C’est cette contrainte nécessaire et cette liberté d’action, de mouvement et de recherche qui se rencontrent dans l’éducation traditionnelle, et sur lesquelles insistent les auteurs que nous avons étudiés, que nous souhaitons retrouver dans l’école du Kasaï pour que l’apprenant construise des connaissances qui aient un sens pour lui.

A l’école il s’avère indispensable de demander à l’apprenant d’observer des règles et une discipline. Celles-ci ne doivent pas avoir d’autre but que de créer une ambiance favorisant les apprentissages et la construction de l’apprenant. Leur maîtrise et leur intériorisation permettront à l’éducable d’exercer sa liberté autonome. Les apprentissages socialisés auxquels il est soumis lui donnent des instruments pour bâtir sa liberté. On s’en souviendra, dans Comment Gertrude instruit ses enfants, Pestalozzi mettait l’accent sur les tâches pédagogiques les plus concrètes. Cet apôtre de la liberté de l’enfant imposait à ce dernier dans les apprentissages élémentaires les répétitions mécaniques de mots et de chiffres pour lui permettre de construire les moyens d’exercer sa liberté autonome.
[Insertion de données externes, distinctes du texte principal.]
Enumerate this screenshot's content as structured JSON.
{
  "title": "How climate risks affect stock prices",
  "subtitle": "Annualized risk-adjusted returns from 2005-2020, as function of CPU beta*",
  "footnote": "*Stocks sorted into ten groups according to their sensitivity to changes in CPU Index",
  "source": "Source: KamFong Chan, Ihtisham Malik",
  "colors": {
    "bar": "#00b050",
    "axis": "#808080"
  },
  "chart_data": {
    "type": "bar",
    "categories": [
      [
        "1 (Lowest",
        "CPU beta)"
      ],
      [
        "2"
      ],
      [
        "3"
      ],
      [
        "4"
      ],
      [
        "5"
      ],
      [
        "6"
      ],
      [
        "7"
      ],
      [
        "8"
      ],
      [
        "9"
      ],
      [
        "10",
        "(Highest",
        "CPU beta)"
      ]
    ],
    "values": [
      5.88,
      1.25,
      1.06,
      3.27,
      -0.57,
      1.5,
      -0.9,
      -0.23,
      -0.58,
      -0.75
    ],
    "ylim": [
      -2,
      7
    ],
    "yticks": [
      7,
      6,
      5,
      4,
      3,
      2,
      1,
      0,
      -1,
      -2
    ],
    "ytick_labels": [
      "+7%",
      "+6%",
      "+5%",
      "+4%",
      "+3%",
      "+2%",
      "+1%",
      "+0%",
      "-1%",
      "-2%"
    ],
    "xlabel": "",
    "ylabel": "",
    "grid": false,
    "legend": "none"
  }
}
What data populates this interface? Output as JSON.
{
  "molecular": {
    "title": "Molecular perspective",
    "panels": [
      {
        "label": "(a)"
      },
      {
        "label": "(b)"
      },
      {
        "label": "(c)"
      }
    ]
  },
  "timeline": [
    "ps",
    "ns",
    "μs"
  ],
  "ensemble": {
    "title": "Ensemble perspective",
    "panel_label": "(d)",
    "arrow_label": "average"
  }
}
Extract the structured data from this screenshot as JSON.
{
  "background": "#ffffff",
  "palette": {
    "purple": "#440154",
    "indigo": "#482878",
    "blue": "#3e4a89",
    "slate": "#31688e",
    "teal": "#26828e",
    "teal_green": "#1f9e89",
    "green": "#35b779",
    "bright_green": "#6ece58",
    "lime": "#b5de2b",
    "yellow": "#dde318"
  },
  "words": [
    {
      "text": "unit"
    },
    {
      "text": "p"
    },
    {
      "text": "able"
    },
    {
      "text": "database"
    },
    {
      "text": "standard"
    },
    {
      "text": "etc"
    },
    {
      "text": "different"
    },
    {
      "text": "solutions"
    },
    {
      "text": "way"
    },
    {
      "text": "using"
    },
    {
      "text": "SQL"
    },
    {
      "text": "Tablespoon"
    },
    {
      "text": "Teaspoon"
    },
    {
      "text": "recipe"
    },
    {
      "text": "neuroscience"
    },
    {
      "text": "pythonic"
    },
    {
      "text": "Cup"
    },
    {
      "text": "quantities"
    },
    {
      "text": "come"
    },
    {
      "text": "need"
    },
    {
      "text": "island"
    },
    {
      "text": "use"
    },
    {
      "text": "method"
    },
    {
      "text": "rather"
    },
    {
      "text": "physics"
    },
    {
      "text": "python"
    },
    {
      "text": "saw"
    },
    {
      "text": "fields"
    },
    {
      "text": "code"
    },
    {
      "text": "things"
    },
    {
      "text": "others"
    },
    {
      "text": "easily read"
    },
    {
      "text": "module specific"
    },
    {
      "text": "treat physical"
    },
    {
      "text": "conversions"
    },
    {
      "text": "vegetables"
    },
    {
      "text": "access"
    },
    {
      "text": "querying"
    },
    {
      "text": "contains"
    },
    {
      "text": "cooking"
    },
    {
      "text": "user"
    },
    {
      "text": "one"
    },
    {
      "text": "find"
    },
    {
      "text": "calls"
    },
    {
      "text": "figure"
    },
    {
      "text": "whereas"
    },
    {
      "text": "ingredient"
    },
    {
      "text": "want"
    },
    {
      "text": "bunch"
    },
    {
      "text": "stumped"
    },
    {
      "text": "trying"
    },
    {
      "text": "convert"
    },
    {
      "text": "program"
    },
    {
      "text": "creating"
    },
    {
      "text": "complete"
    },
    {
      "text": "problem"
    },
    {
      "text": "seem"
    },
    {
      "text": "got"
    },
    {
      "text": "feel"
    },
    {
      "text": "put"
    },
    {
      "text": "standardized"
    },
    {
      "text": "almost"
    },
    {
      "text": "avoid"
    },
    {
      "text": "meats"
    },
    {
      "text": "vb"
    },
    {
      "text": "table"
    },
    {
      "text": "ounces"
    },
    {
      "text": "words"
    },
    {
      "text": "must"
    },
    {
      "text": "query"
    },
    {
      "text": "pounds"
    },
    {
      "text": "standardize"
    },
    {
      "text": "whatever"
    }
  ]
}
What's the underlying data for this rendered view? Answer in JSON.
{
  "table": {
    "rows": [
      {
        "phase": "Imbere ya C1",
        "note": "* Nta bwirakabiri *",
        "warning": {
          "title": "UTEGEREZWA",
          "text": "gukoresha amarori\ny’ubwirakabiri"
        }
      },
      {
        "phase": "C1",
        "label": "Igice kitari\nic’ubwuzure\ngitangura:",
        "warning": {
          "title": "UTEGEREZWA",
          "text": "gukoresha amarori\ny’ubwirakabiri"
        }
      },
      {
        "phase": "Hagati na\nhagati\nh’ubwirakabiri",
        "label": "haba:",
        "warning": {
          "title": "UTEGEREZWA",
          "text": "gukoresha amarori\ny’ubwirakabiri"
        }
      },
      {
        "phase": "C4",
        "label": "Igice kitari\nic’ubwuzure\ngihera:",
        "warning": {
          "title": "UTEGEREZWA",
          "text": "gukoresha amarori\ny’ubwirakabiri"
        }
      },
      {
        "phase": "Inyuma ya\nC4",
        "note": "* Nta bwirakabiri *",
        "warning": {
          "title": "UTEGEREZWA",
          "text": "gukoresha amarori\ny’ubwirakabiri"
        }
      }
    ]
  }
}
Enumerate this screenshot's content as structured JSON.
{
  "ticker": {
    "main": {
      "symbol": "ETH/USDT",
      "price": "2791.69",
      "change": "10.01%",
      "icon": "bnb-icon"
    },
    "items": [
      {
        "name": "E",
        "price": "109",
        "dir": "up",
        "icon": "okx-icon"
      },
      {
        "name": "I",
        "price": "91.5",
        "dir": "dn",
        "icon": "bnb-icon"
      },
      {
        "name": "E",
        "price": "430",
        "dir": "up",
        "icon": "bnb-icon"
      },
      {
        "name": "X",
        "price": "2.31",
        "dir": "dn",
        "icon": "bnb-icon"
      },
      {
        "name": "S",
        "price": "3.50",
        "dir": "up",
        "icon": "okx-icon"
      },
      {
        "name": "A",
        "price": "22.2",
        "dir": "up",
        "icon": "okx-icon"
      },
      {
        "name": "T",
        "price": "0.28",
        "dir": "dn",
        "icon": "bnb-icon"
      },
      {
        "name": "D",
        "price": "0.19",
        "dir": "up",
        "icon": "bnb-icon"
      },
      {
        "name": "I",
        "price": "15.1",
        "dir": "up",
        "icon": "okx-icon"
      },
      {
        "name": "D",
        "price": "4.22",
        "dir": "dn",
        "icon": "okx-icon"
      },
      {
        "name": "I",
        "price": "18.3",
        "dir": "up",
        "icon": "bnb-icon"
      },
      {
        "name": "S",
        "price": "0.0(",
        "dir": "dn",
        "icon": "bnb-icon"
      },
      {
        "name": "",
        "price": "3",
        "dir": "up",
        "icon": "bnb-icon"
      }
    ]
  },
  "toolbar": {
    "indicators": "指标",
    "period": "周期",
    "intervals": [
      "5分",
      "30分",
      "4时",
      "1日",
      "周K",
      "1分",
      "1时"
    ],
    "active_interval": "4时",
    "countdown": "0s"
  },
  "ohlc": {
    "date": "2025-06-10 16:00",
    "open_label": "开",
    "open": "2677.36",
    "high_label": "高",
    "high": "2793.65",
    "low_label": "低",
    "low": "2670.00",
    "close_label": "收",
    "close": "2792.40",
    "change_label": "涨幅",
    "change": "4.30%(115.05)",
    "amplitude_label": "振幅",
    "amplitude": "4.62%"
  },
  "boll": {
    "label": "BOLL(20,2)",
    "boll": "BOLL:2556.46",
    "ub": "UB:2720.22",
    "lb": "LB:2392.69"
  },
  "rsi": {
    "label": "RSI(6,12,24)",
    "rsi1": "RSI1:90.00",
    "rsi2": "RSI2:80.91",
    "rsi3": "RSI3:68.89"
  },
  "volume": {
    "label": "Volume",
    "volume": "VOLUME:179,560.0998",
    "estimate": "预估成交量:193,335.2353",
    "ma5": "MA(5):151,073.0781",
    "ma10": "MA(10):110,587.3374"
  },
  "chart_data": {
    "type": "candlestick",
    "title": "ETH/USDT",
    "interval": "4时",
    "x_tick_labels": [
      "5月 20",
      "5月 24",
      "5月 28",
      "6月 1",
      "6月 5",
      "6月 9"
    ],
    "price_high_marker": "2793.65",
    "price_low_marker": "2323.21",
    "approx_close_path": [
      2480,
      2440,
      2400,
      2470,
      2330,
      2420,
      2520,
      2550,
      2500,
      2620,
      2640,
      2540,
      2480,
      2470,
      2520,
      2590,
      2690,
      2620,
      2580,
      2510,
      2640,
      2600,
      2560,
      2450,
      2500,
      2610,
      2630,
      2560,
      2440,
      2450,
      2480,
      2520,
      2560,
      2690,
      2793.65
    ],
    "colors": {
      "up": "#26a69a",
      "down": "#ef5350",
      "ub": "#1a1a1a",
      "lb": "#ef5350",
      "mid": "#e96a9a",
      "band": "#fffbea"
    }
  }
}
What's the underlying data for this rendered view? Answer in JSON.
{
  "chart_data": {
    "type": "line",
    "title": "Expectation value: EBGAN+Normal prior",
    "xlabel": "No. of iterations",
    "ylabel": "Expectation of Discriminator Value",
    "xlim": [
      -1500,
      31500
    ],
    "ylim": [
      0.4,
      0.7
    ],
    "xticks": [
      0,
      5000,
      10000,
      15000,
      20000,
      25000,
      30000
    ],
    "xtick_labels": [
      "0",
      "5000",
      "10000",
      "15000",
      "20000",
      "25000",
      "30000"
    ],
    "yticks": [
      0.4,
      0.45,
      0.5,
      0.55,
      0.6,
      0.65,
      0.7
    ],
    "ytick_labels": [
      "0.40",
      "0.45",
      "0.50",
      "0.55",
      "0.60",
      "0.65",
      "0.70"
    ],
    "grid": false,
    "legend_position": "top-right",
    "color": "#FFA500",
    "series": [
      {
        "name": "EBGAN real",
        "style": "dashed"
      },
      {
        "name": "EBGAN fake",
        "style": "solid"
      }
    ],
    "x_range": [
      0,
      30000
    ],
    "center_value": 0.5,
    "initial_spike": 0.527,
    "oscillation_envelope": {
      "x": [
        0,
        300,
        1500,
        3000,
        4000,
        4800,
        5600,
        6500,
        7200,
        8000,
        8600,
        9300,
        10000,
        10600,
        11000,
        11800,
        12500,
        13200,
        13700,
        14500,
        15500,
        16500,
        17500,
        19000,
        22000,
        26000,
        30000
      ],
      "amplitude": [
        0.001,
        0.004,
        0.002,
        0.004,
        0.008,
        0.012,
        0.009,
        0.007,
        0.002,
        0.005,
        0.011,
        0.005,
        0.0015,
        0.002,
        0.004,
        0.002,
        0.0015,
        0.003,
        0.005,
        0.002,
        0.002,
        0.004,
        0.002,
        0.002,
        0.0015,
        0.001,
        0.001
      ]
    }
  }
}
La contrainte qu’on retrouve dans la mécanisation des apprentissages est nécessaire. Elle aide à la construction des instruments de la liberté. Elle permet de doter l’apprenant de moyens concrets lui permettant l’accès au sens. Le sens n’est pas dans les moyens, mais dans l’usage qui en sera fait465. On ne le perdra pas de vue, les apprentissages mécanisés ne valent que dans la mesure où ils visent à instrumenter l’apprenant pour qu’il soit à même de construire un savoir qui fasse sens pour lui, un savoir qu’il pourra mettre au service d’une action pensée et voulue de la liberté autonome.

L’élève seul ne peut pas parvenir à construire ses connaissances. Tout ne dépend pas que de lui. En travaillant sur un objet, il a besoin de son maître, de la communauté et de concepts, nous a fait savoir Kant. Il ne peut pas tout trouver de lui-même, il a besoin des acquis sociaux. L’individu ne peut accéder à la liberté autonome sans passer par des apprentissages socialisés. L’on doit passer par la contrainte sociale si l’on veut accéder à l’autonomie intellectuelle. Pour Soëtard, « ‘il importe que le désir naturel se casse contre la loi pour revenir sur soi en liberté’ »466. La maîtrise des règles et des acquis sociaux permettra à l’individu de mieux exercer sa liberté autonome. Il faut s’y résoudre : l’individu pour acquérir son autonomie, ne peut pas faire fi des apprentissages socialisés. Que l’on le conserve à l’esprit, le passage par le nomos n’a de sens que pour faire advenir l’auto-nomos.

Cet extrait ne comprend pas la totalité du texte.